Currently the P2 is a challenge for me, I try to find, run and hoard as much examples I can find, to get a 'feeling' of the assembler code. What I really like is, that fastspin shows the pasm output and is for me very helpful. Propbasic does this also and is a nice tool to use for the P1.
exciting times!
Mike
I used only one way flow for the emulated sinc3 filter to get maximised update rate on the filter. LUTRAM was used to mailbox the final filter stage, every eight clocks, to be decimated by a slower loop without any variation in the sinc3 filter loop time.
That's when I discovered the garbaged data when the decimation sampling was at a specific phase alignment to the filter update. And, thinking about it, probably was also the cause of the partial garbaging when decimation was not synchronised to the sinc3 filter.
EDIT: Here's a link - https://forums.parallax.com/discussion/comment/1457556/#Comment_1457556
That's the sinc3 part.
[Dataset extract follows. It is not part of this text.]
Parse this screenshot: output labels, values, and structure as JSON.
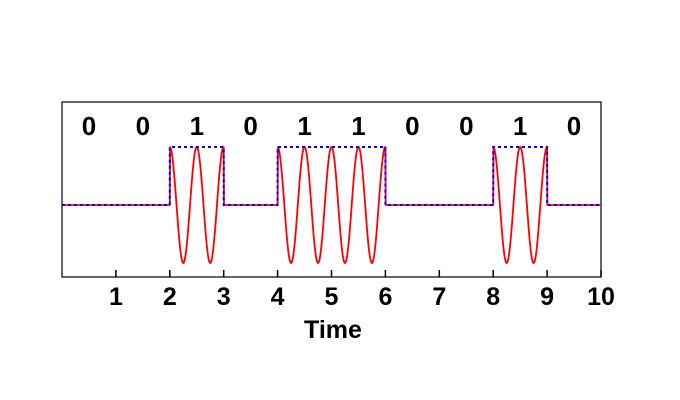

Note it doesn't have a LUTSON but is writing to $3ff. The other cog does the LUTSON to be able to read that written data.
Hey Mike, I tried putting the cogstop 0 before the cognum and cognum2. The program doesn't run that way on my Eval board.
oddly enough, when I put cogstop 0 both before AND after the cognum definitions... it works fine.
It's obvious that I don't really understand much of what Pnut is doing but I'm not going to worry about it as long as I can somehow manage to get things running.
I hate feeling like I'm doing "Poke and Hope" programming, but I'll wait for the "Real" tools to be available before I worry much about understand the nuts and bolts of the compiler.
Code works fine that way. Thanks!
That brings the instructions I think I understand up equal to the number of impossible things I can believe before breakfast.
a single-producer/single-consumer pair needs no other locking as each cog only alters its own event counter.
I set up a pair of cogs sharing LUT.
Be prepared for both event counts to glitch on rare occasions because of the hardware flaw with lutRAM sharing. Here's some test code to show the issue - https://forums.parallax.com/discussion/comment/1462672/#Comment_1462672
I saw the code in your link but I have no idea if I'm running into anything similar.
I will eventually need to have two cogs sending data back and forth through the LUT. Is there any quick "Trick" you know of ( inserting delays, etc ) to ensure that I'm not running into this issue?
1. Use COGATN or LUT write hardware event types.
2. Use the "long repository" mailbox feature of a spare smartpin.
EDIT: Removed LOCKREL event from list because it is a hub-op with variable stall amount. A hubRAM mailbox could also be used with bigger stalls again.
Good, it does appear to inherently recover from the glitch. Just be wary of this if you start expanding features of your code.